Calibration of NYURay for Ray Tracing using 28, 73, and 142 GHz Channel Measurements conducted in Indoor, Outdoor, and Factory Scenarios

TL;DR

This paper introduces NYURay, a fast calibration method for a 3D ray tracer at mmWave and sub-THz frequencies, achieving high accuracy in diverse environments with simplified assumptions, useful for wireless channel modeling and machine learning.

Contribution

A novel, simplified calibration approach for NYURay that assumes angle-independent reflection, reducing complexity and computation time while maintaining high accuracy.

Findings

Directional multipath power prediction error < 3 dB indoors and < 2 dB outdoors

Root mean square delay and angular spread underpredicted but overall agreement achieved

High accuracy in site-specific wireless channel simulation across various scenarios

Abstract

Site-specific wireless channel simulations via ray tracers can be used to effectively study wireless, decreasing the need for extensive site-specific radio propagation measurements. To ensure that ray tracer simulations faithfully reproduce wireless channels, calibration of simulation results against real-world measurements is required. In this study we introduce NYURay, a 3D ray tracer specifically tailored for mmWave and sub-THz frequencies.
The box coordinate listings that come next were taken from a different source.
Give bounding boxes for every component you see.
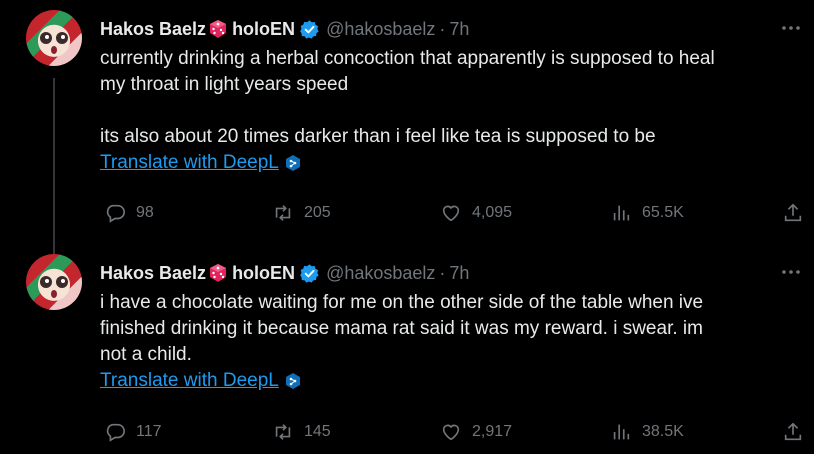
retweet-button[interactable]: 205	[272, 198, 331, 228]
tweet-text-line: its also about 20 times darker than i fe…	[100, 126, 656, 147]
deepl-icon	[285, 155, 300, 171]
reply-icon	[106, 204, 125, 223]
author-handle[interactable]: @hakosbaelz	[326, 263, 435, 284]
tweet[interactable]: Hakos Baelz holoEN @hakosbaelz · 7h i ha…	[0, 244, 814, 454]
retweet-icon	[275, 205, 291, 221]
like-button[interactable]: 4,095	[440, 198, 512, 228]
reply-button[interactable]: 117	[104, 417, 162, 447]
retweet-icon	[275, 424, 291, 440]
tweet-actions: 117 145 2,917 38.5K	[100, 417, 814, 447]
translate-link[interactable]: Translate with DeepL	[100, 150, 301, 176]
tweet-header: Hakos Baelz holoEN @hakosbaelz · 7h	[100, 17, 469, 41]
translate-label: Translate with DeepL	[100, 370, 279, 391]
reply-count: 117	[136, 423, 162, 440]
reply-button[interactable]: 98	[104, 198, 154, 228]
views-button[interactable]: 65.5K	[610, 198, 684, 228]
retweet-button[interactable]: 145	[272, 417, 331, 447]
separator-dot: ·	[439, 18, 446, 39]
separator-dot: ·	[439, 262, 446, 283]
more-icon[interactable]	[780, 20, 802, 36]
views-button[interactable]: 38.5K	[610, 417, 684, 447]
views-icon	[613, 424, 630, 440]
more-icon[interactable]	[780, 264, 802, 280]
view-count: 38.5K	[642, 423, 684, 440]
like-icon	[442, 424, 460, 441]
share-icon	[784, 203, 802, 222]
verified-badge-icon	[300, 19, 319, 39]
dice-icon	[210, 20, 227, 38]
like-count: 2,917	[472, 423, 513, 440]
author-name-suffix[interactable]: holoEN	[232, 263, 295, 284]
retweet-count: 145	[304, 423, 331, 440]
verified-badge-icon	[300, 263, 319, 283]
like-icon	[442, 205, 460, 222]
avatar[interactable]	[26, 10, 82, 66]
view-count: 65.5K	[642, 204, 684, 221]
tweet-text-line: i have a chocolate waiting for me on the…	[100, 292, 704, 313]
author-name[interactable]: Hakos Baelz	[100, 263, 206, 284]
share-icon	[784, 422, 802, 441]
timestamp[interactable]: 7h	[449, 263, 469, 284]
reply-count: 98	[136, 204, 154, 221]
tweet[interactable]: Hakos Baelz holoEN @hakosbaelz · 7h curr…	[0, 0, 814, 244]
tweet-text-line: finished drinking it because mama rat sa…	[100, 318, 703, 339]
translate-label: Translate with DeepL	[100, 152, 279, 173]
views-icon	[613, 205, 630, 221]
deepl-icon	[285, 373, 300, 389]
like-button[interactable]: 2,917	[440, 417, 512, 447]
author-name[interactable]: Hakos Baelz	[100, 19, 206, 40]
tweet-text: i have a chocolate waiting for me on the…	[100, 290, 800, 394]
reply-icon	[106, 423, 125, 442]
tweet-actions: 98 205 4,095 65.5K	[100, 198, 814, 228]
avatar[interactable]	[26, 254, 82, 310]
share-button[interactable]	[782, 198, 804, 228]
share-button[interactable]	[782, 417, 804, 447]
like-count: 4,095	[472, 204, 513, 221]
author-name-suffix[interactable]: holoEN	[232, 19, 295, 40]
tweet-text-line: my throat in light years speed	[100, 74, 349, 95]
tweet-header: Hakos Baelz holoEN @hakosbaelz · 7h	[100, 261, 469, 285]
dice-icon	[210, 264, 227, 282]
author-handle[interactable]: @hakosbaelz	[326, 19, 435, 40]
translate-link[interactable]: Translate with DeepL	[100, 368, 301, 394]
timestamp[interactable]: 7h	[449, 19, 469, 40]
tweet-text-line: not a child.	[100, 344, 192, 365]
retweet-count: 205	[304, 204, 331, 221]
tweet-text-line: currently drinking a herbal concoction t…	[100, 48, 715, 69]
tweet-text: currently drinking a herbal concoction t…	[100, 46, 800, 176]
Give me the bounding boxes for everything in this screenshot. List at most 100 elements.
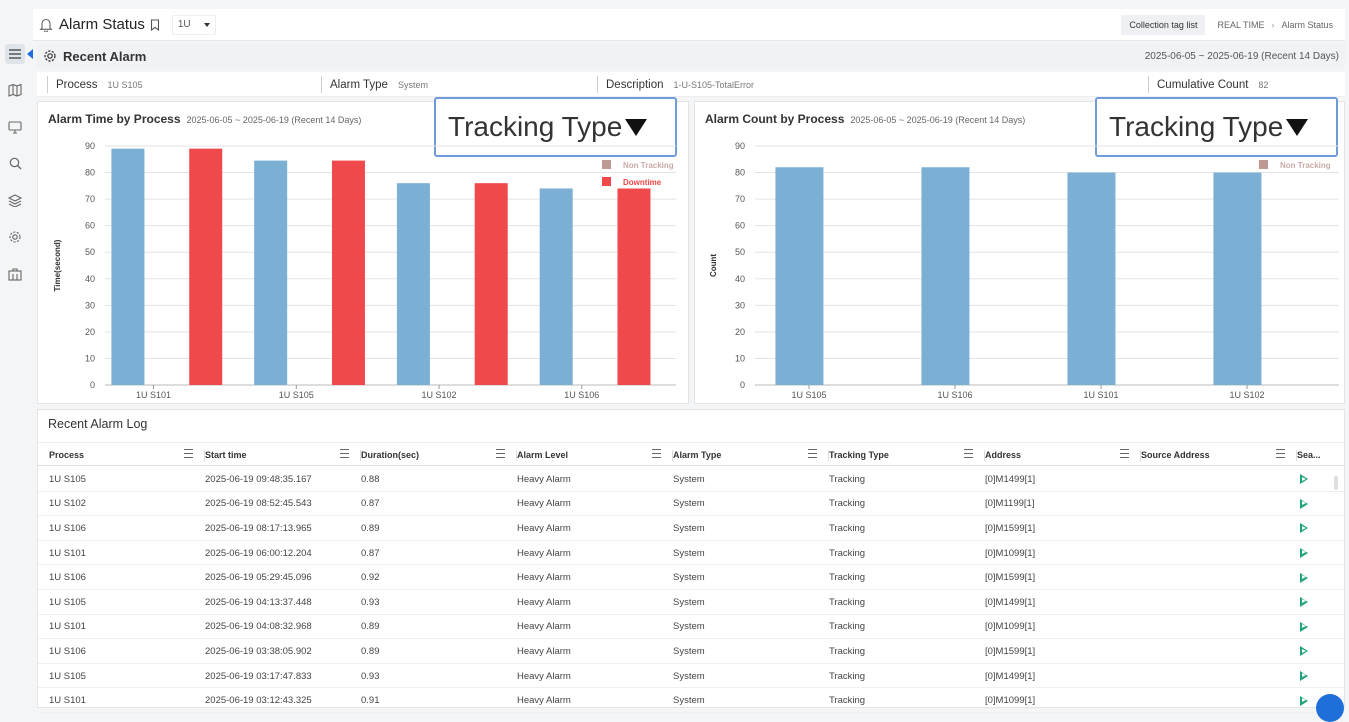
column-header[interactable]: Address <box>985 443 1141 467</box>
search-icon[interactable] <box>5 153 25 173</box>
column-header[interactable]: Process <box>49 443 205 467</box>
legend-label: Downtime <box>623 178 662 187</box>
description-label: Description <box>606 78 664 91</box>
x-tick-label: 1U S106 <box>938 390 973 400</box>
building-icon[interactable] <box>5 264 25 284</box>
table-cell: 0.87 <box>361 498 380 510</box>
y-tick-label: 0 <box>740 380 745 390</box>
settings-gear-icon[interactable] <box>5 227 25 247</box>
column-header-label: Source Address <box>1141 450 1210 460</box>
bookmark-icon[interactable] <box>150 18 160 31</box>
table-cell: Tracking <box>829 498 866 510</box>
table-row[interactable]: 1U S102 2025-06-19 08:52:45.543 0.87 Heavy … <box>38 492 1344 517</box>
play-icon[interactable] <box>1300 548 1308 559</box>
table-cell <box>1141 492 1297 517</box>
y-tick-label: 10 <box>735 353 745 363</box>
floating-action-button[interactable] <box>1316 694 1344 722</box>
play-icon[interactable] <box>1300 523 1308 534</box>
column-header[interactable]: Sea... <box>1297 443 1337 467</box>
table-row[interactable]: 1U S101 2025-06-19 03:12:43.325 0.91 Heavy … <box>38 688 1344 713</box>
x-tick-label: 1U S105 <box>792 390 827 400</box>
column-header[interactable]: Duration(sec) <box>361 443 517 467</box>
column-menu-icon[interactable] <box>340 449 349 458</box>
y-axis-label: Count <box>709 254 718 277</box>
play-icon[interactable] <box>1300 498 1308 509</box>
menu-icon[interactable] <box>5 44 25 64</box>
play-icon[interactable] <box>1300 695 1308 706</box>
bar <box>111 148 145 385</box>
column-menu-icon[interactable] <box>808 449 817 458</box>
bar <box>254 160 288 385</box>
map-icon[interactable] <box>5 80 25 100</box>
alarm-type-label: Alarm Type <box>330 78 388 91</box>
column-header[interactable]: Source Address <box>1141 443 1297 467</box>
table-row[interactable]: 1U S106 2025-06-19 03:38:05.902 0.89 Heavy … <box>38 639 1344 664</box>
table-cell: Tracking <box>829 473 866 485</box>
table-row[interactable]: 1U S105 2025-06-19 03:17:47.833 0.93 Heavy … <box>38 664 1344 689</box>
table-row[interactable]: 1U S105 2025-06-19 09:48:35.167 0.88 Heavy … <box>38 467 1344 492</box>
column-menu-icon[interactable] <box>184 449 193 458</box>
monitor-icon[interactable] <box>5 117 25 137</box>
column-menu-icon[interactable] <box>496 449 505 458</box>
play-icon[interactable] <box>1300 621 1308 632</box>
table-cell: Heavy Alarm <box>517 498 571 510</box>
table-cell: System <box>673 670 705 682</box>
table-cell: Heavy Alarm <box>517 547 571 559</box>
play-icon[interactable] <box>1300 646 1308 657</box>
column-header[interactable]: Start time <box>205 443 361 467</box>
table-cell: 0.89 <box>361 645 380 657</box>
legend-swatch <box>602 177 611 186</box>
column-header[interactable]: Alarm Level <box>517 443 673 467</box>
table-row[interactable]: 1U S106 2025-06-19 05:29:45.096 0.92 Heavy … <box>38 565 1344 590</box>
table-row[interactable]: 1U S105 2025-06-19 04:13:37.448 0.93 Heavy … <box>38 590 1344 615</box>
description-value: 1-U-S105-TotalError <box>673 79 755 90</box>
x-tick-label: 1U S102 <box>1230 390 1265 400</box>
collection-tag-list-button[interactable]: Collection tag list <box>1121 14 1206 35</box>
table-cell: [0]M1599[1] <box>985 645 1036 657</box>
log-table-body: 1U S105 2025-06-19 09:48:35.167 0.88 Heavy … <box>38 467 1344 713</box>
table-cell <box>1141 516 1297 541</box>
bar <box>921 167 970 385</box>
column-menu-icon[interactable] <box>1120 449 1129 458</box>
row-action-cell <box>1300 664 1330 689</box>
table-cell <box>1141 664 1297 689</box>
breadcrumb-realtime[interactable]: REAL TIME <box>1217 20 1264 30</box>
column-header[interactable]: Alarm Type <box>673 443 829 467</box>
y-tick-label: 60 <box>735 221 745 231</box>
cumulative-count-label: Cumulative Count <box>1157 78 1249 91</box>
column-header-label: Alarm Level <box>517 450 569 460</box>
recent-alarm-header: Recent Alarm 2025-06-05 ~ 2025-06-19 (Re… <box>37 44 1345 68</box>
column-header[interactable]: Tracking Type <box>829 443 985 467</box>
play-icon[interactable] <box>1300 671 1308 682</box>
table-cell: 1U S106 <box>49 645 86 657</box>
log-title: Recent Alarm Log <box>48 417 148 431</box>
column-menu-icon[interactable] <box>964 449 973 458</box>
gear-icon <box>44 50 56 62</box>
play-icon[interactable] <box>1300 474 1308 485</box>
column-menu-icon[interactable] <box>652 449 661 458</box>
table-cell: [0]M1099[1] <box>985 695 1036 707</box>
collapse-arrow-icon[interactable] <box>27 49 33 59</box>
table-cell: 0.91 <box>361 695 380 707</box>
bar <box>539 188 573 385</box>
bell-icon[interactable] <box>39 17 53 32</box>
table-scrollbar[interactable] <box>1334 476 1338 490</box>
y-tick-label: 70 <box>735 194 745 204</box>
y-tick-label: 30 <box>85 300 95 310</box>
table-row[interactable]: 1U S101 2025-06-19 04:08:32.968 0.89 Heavy … <box>38 615 1344 640</box>
table-cell: 2025-06-19 04:13:37.448 <box>205 596 312 608</box>
table-cell: 0.89 <box>361 621 380 633</box>
y-tick-label: 90 <box>735 141 745 151</box>
table-row[interactable]: 1U S106 2025-06-19 08:17:13.965 0.89 Heavy … <box>38 516 1344 541</box>
column-menu-icon[interactable] <box>1276 449 1285 458</box>
layers-icon[interactable] <box>5 190 25 210</box>
x-tick-label: 1U S101 <box>136 390 171 400</box>
play-icon[interactable] <box>1300 597 1308 608</box>
table-row[interactable]: 1U S101 2025-06-19 06:00:12.204 0.87 Heavy … <box>38 541 1344 566</box>
unit-select[interactable]: 1U <box>171 14 216 35</box>
play-icon[interactable] <box>1300 572 1308 583</box>
table-cell: Heavy Alarm <box>517 596 571 608</box>
legend-label: Non Tracking <box>1280 161 1331 170</box>
top-bar: Alarm Status 1U Collection tag list REAL… <box>33 9 1345 41</box>
legend-swatch <box>602 160 611 169</box>
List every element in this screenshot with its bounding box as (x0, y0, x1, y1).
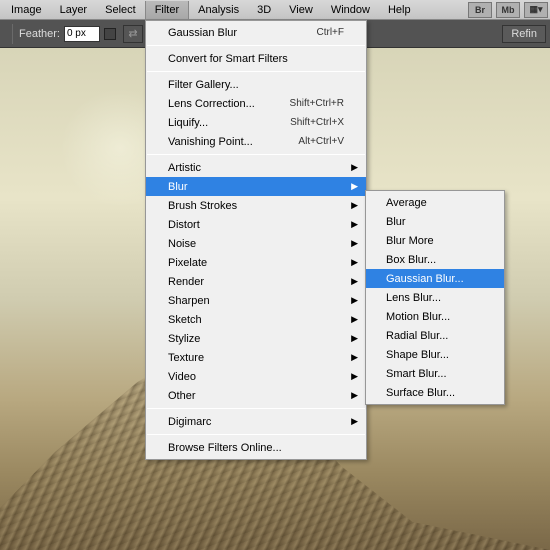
chevron-right-icon: ▶ (351, 200, 358, 211)
minibridge-icon[interactable]: Mb (496, 2, 520, 18)
divider (147, 434, 365, 435)
menu-group-video[interactable]: Video▶ (146, 367, 366, 386)
menu-group-sharpen[interactable]: Sharpen▶ (146, 291, 366, 310)
menu-group-pixelate[interactable]: Pixelate▶ (146, 253, 366, 272)
menu-liquify[interactable]: Liquify...Shift+Ctrl+X (146, 113, 366, 132)
divider (147, 154, 365, 155)
menu-group-noise[interactable]: Noise▶ (146, 234, 366, 253)
menu-group-render[interactable]: Render▶ (146, 272, 366, 291)
last-filter-shortcut: Ctrl+F (317, 27, 345, 38)
menu-lens-correction[interactable]: Lens Correction...Shift+Ctrl+R (146, 94, 366, 113)
blur-submenu: AverageBlurBlur MoreBox Blur...Gaussian … (365, 190, 505, 405)
bridge-icon[interactable]: Br (468, 2, 492, 18)
divider (147, 71, 365, 72)
menu-digimarc[interactable]: Digimarc▶ (146, 412, 366, 431)
menu-group-distort[interactable]: Distort▶ (146, 215, 366, 234)
main-menubar: Image Layer Select Filter Analysis 3D Vi… (0, 0, 550, 20)
submenu-gaussian-blur[interactable]: Gaussian Blur... (366, 269, 504, 288)
menu-analysis[interactable]: Analysis (189, 1, 248, 19)
chevron-right-icon: ▶ (351, 390, 358, 401)
menu-browse-online[interactable]: Browse Filters Online... (146, 438, 366, 457)
menu-select[interactable]: Select (96, 1, 145, 19)
refine-button[interactable]: Refin (502, 25, 546, 43)
menu-convert-smart[interactable]: Convert for Smart Filters (146, 49, 366, 68)
menu-window[interactable]: Window (322, 1, 379, 19)
menu-group-texture[interactable]: Texture▶ (146, 348, 366, 367)
chevron-right-icon: ▶ (351, 295, 358, 306)
film-icon[interactable]: ▦▾ (524, 2, 548, 18)
menu-layer[interactable]: Layer (51, 1, 97, 19)
menu-3d[interactable]: 3D (248, 1, 280, 19)
feather-label: Feather: (19, 28, 60, 40)
chevron-right-icon: ▶ (351, 219, 358, 230)
submenu-box-blur[interactable]: Box Blur... (366, 250, 504, 269)
menu-group-sketch[interactable]: Sketch▶ (146, 310, 366, 329)
chevron-right-icon: ▶ (351, 352, 358, 363)
last-filter-label: Gaussian Blur (168, 27, 317, 39)
submenu-average[interactable]: Average (366, 193, 504, 212)
chevron-right-icon: ▶ (351, 333, 358, 344)
chevron-right-icon: ▶ (351, 238, 358, 249)
menu-group-brush-strokes[interactable]: Brush Strokes▶ (146, 196, 366, 215)
submenu-shape-blur[interactable]: Shape Blur... (366, 345, 504, 364)
chevron-right-icon: ▶ (351, 371, 358, 382)
menu-vanishing-point[interactable]: Vanishing Point...Alt+Ctrl+V (146, 132, 366, 151)
chevron-right-icon: ▶ (351, 162, 358, 173)
menu-view[interactable]: View (280, 1, 322, 19)
chevron-right-icon: ▶ (351, 276, 358, 287)
submenu-blur-more[interactable]: Blur More (366, 231, 504, 250)
menu-group-other[interactable]: Other▶ (146, 386, 366, 405)
menu-filter[interactable]: Filter (145, 1, 189, 19)
menu-group-stylize[interactable]: Stylize▶ (146, 329, 366, 348)
submenu-surface-blur[interactable]: Surface Blur... (366, 383, 504, 402)
divider (147, 408, 365, 409)
menu-group-blur[interactable]: Blur▶ (146, 177, 366, 196)
antialias-checkbox[interactable] (104, 28, 116, 40)
chevron-right-icon: ▶ (351, 181, 358, 192)
menu-last-filter[interactable]: Gaussian Blur Ctrl+F (146, 23, 366, 42)
submenu-motion-blur[interactable]: Motion Blur... (366, 307, 504, 326)
menu-image[interactable]: Image (2, 1, 51, 19)
filter-dropdown: Gaussian Blur Ctrl+F Convert for Smart F… (145, 20, 367, 460)
submenu-lens-blur[interactable]: Lens Blur... (366, 288, 504, 307)
submenu-blur[interactable]: Blur (366, 212, 504, 231)
feather-input[interactable] (64, 26, 100, 42)
chevron-right-icon: ▶ (351, 314, 358, 325)
swap-icon[interactable]: ⇄ (123, 25, 143, 43)
submenu-radial-blur[interactable]: Radial Blur... (366, 326, 504, 345)
divider (147, 45, 365, 46)
menu-filter-gallery[interactable]: Filter Gallery... (146, 75, 366, 94)
menu-help[interactable]: Help (379, 1, 420, 19)
chevron-right-icon: ▶ (351, 257, 358, 268)
submenu-smart-blur[interactable]: Smart Blur... (366, 364, 504, 383)
chevron-right-icon: ▶ (351, 416, 358, 427)
menu-group-artistic[interactable]: Artistic▶ (146, 158, 366, 177)
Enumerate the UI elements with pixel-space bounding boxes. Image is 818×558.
To reliably generate site-specific wireless channel parameters, NYURay is calibrated using radio propagation measurements conducted at 28, 73, and 142 GHz in diverse scenarios such as outdoor areas, indoor offices, and factories. Traditional ray tracing calibration assumes angle-dependent reflection, requiring slow iterative optimization techniques with no closed form solution. We propose a simpler and quicker novel calibration method that assumes angle-independent reflection. The effectiveness of the proposed calibration approach is demonstrated using NYURay. When comparing the directional multipath power predicted by NYURay to the actual measured power, the standard deviation in error was less than 3 dB in indoor office environments and less than 2 dB in outdoor and factory environments. The root mean square (RMS) delay spread and angular spread was underpredicted by NYURay due to incomplete environmental maps available for calibration, however an overall agreement between the measured and simulated values was observed. These results highlight the high level of accuracy NYURay provides in generating the site-specific real-world wireless channel, that could be used to generate synthetic data for machine learning.